MEF2C Related Syndrome is a rare disease which causes profound disabilities. You can help us to improve the quality of life of our children.
What causes MEF2C Related Syndrome?
MEF2C Related Syndrome presents itself when there are pathogenic changes to the MEF2C gene. These changes can prevent the gene from working as it should.
We are finding that there are many different types of MEF2C mutations out there. It is our goal to fund research and development that will lead to treatments and a cure for all MEF2C mutations.
Types of Genetic Variants
Copy Number Variants
A copy number variant means a person has a large amount of extra (duplication) or missing (deletion) genetic material. A copy number variant is named by its chromosome location. As an example, 5q14.3 deletion describes a deletion on chromosome 5 that includes the MEF2C gene.
Single Nucleotide Variants
A single nucleotide variant means a spelling change is found within a gene. A person has all the typical genes, but there is a spelling change in the way a gene is spelled.
Missense Variant - A single letter change in DNA causes one building block to change (i.e. MEF2C c.113T>C)
Nonsense Variant - A single letter change in the DNA causes the protein to be shorter than typical (i.e. MEF2C c.860C>A)
Insertions & Duplications - Insertions and duplications add a nucleotide or several nucleotides to the DNA sequence (i.e. MEF2C c.908dup)
Deletion - A deletion removes a nucleotide or several nucleotides from the DNA sequence.
Frameshift Variant - An insertion or deletion changes the gene’s reading frame (i.e. MEF2C c.908dup)

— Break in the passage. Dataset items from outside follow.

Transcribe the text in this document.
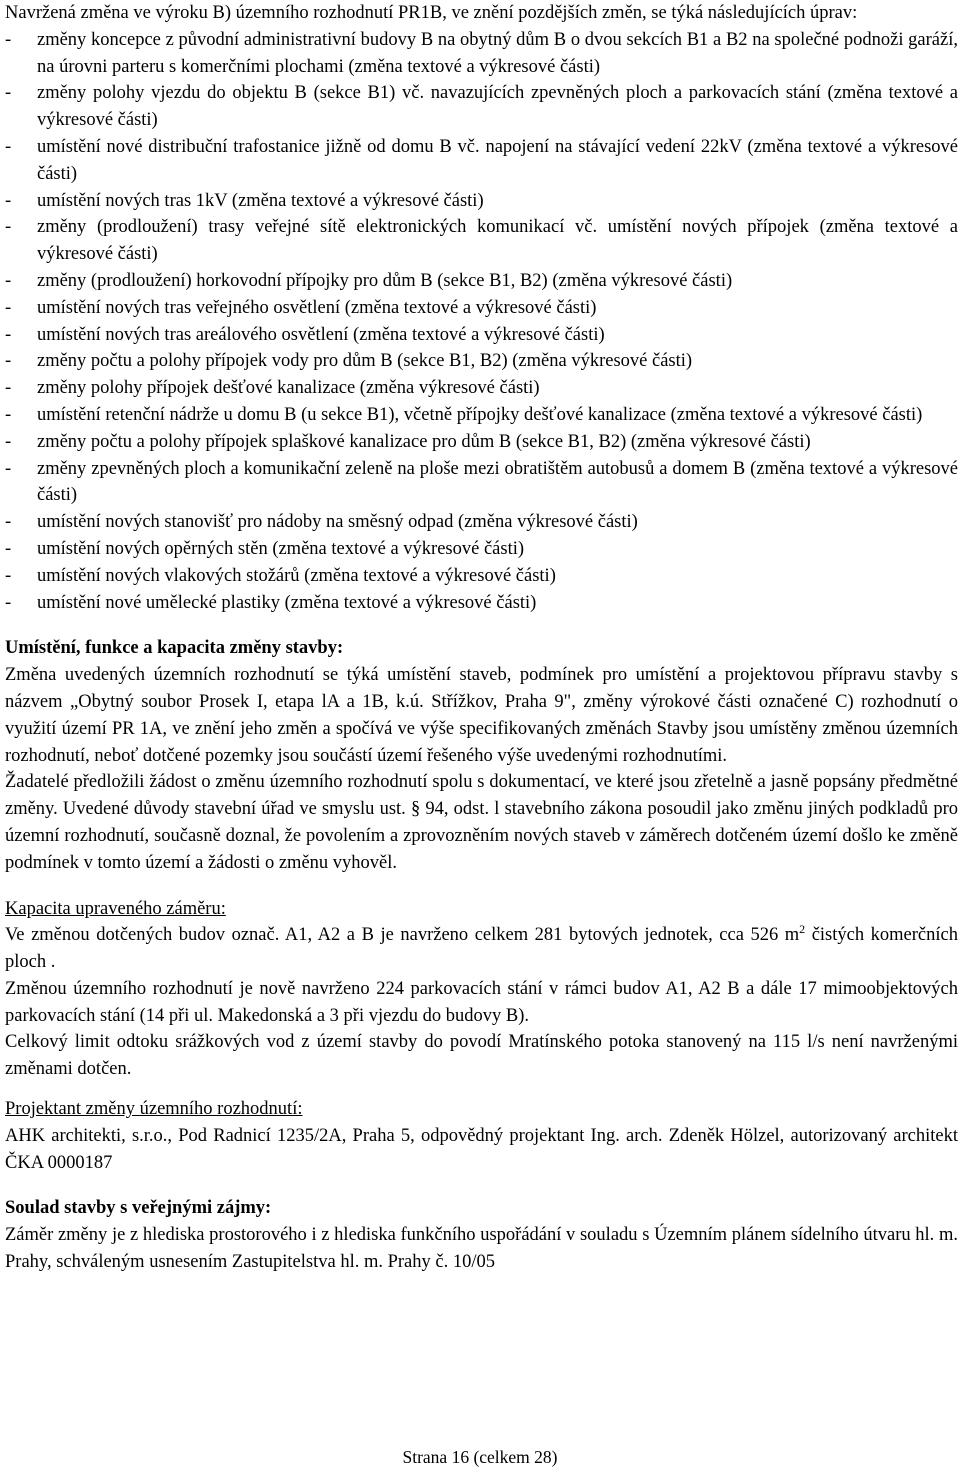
Navržená změna ve výroku B) územního rozhodnutí PR1B, ve znění pozdějších změn, se týká následujících úprav:

- změny koncepce z původní administrativní budovy B na obytný dům B o dvou sekcích B1 a B2 na společné podnoži garáží, na úrovni parteru s komerčními plochami (změna textové a výkresové části)
- změny polohy vjezdu do objektu B (sekce B1) vč. navazujících zpevněných ploch a parkovacích stání (změna textové a výkresové části)
- umístění nové distribuční trafostanice jižně od domu B vč. napojení na stávající vedení 22kV (změna textové a výkresové části)
- umístění nových tras 1kV (změna textové a výkresové části)
- změny (prodloužení) trasy veřejné sítě elektronických komunikací vč. umístění nových přípojek (změna textové a výkresové části)
- změny (prodloužení) horkovodní přípojky pro dům B (sekce B1, B2) (změna výkresové části)
- umístění nových tras veřejného osvětlení (změna textové a výkresové části)
- umístění nových tras areálového osvětlení (změna textové a výkresové části)
- změny počtu a polohy přípojek vody pro dům B (sekce B1, B2) (změna výkresové části)
- změny polohy přípojek dešťové kanalizace (změna výkresové části)
- umístění retenční nádrže u domu B (u sekce B1), včetně přípojky dešťové kanalizace (změna textové a výkresové části)
- změny počtu a polohy přípojek splaškové kanalizace pro dům B (sekce B1, B2) (změna výkresové části)
- změny zpevněných ploch a komunikační zeleně na ploše mezi obratištěm autobusů a domem B (změna textové a výkresové části)
- umístění nových stanovišť pro nádoby na směsný odpad (změna výkresové části)
- umístění nových opěrných stěn (změna textové a výkresové části)
- umístění nových vlakových stožárů (změna textové a výkresové části)
- umístění nové umělecké plastiky (změna textové a výkresové části)
Umístění, funkce a kapacita změny stavby:

Změna uvedených územních rozhodnutí se týká umístění staveb, podmínek pro umístění a projektovou přípravu stavby s názvem „Obytný soubor Prosek I, etapa lA a 1B, k.ú. Střížkov, Praha 9", změny výrokové části označené C) rozhodnutí o využití území PR 1A, ve znění jeho změn a spočívá ve výše specifikovaných změnách Stavby jsou umístěny změnou územních rozhodnutí, neboť dotčené pozemky jsou součástí území řešeného výše uvedenými rozhodnutími.

Žadatelé předložili žádost o změnu územního rozhodnutí spolu s dokumentací, ve které jsou zřetelně a jasně popsány předmětné změny. Uvedené důvody stavební úřad ve smyslu ust. § 94, odst. l stavebního zákona posoudil jako změnu jiných podkladů pro územní rozhodnutí, současně doznal, že povolením a zprovozněním nových staveb v záměrech dotčeném území došlo ke změně podmínek v tomto území a žádosti o změnu vyhověl.

Kapacita upraveného záměru:

Ve změnou dotčených budov označ. A1, A2 a B je navrženo celkem 281 bytových jednotek, cca 526 $m^2$ čistých komerčních ploch .

Změnou územního rozhodnutí je nově navrženo 224 parkovacích stání v rámci budov A1, A2 B a dále 17 mimoobjektových parkovacích stání (14 při ul. Makedonská a 3 při vjezdu do budovy B).

Celkový limit odtoku srážkových vod z území stavby do povodí Mratínského potoka stanovený na 115 l/s není navrženými změnami dotčen.

Projektant změny územního rozhodnutí:

AHK architekti, s.r.o., Pod Radnicí 1235/2A, Praha 5, odpovědný projektant Ing. arch. Zdeněk Hölzel, autorizovaný architekt ČKA 0000187

Soulad stavby s veřejnými zájmy:

Záměr změny je z hlediska prostorového i z hlediska funkčního uspořádání v souladu s Územním plánem sídelního útvaru hl. m. Prahy, schváleným usnesením Zastupitelstva hl. m. Prahy č. 10/05

Strana 16 (celkem 28)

The MEF2C Natural History Study with the lab of Dr. Wendy Chung, Chief of the Department of Pediatrics, Boston Children’s Hospital & Mary Ellen Avery Professor at Harvard Medical School, will assist in the examination of the different types of mutations within our patient group.
How rare is this diagnosis?
At this time we have a population of approximately 400 patients globally, with nearly half of our patients in the United States. We strongly suspect that there are many more patients out there, not yet diagnosed. If patients do not have seizures, they are often diagnosed with autism / cognitive and processing disabilities, and many are not advised to have genetic tests performed to determine if there is an underlying genetic condition causing these symptoms.
What are the symptoms?
MEF2C related syndrome presents a broad range of symptoms including:
Global Developmental Delay
Severely Impaired or Absent Language
Profound Learning Difficulties
Epilepsy (seizures)
Severe Hypotonia / can be mixed with hypertonia
Stereotypical & Repetitive Movements
Sleeping Difficulties
Feeding Difficulties
MEF2C related syndrome is considered a severe form of Autism Spectrum Disorder (ASD).
Is there a treatment?
There are no MEF2C targeted therapeutics currently available; and therefore we must invest in extensive research and development to find treatments and a cure.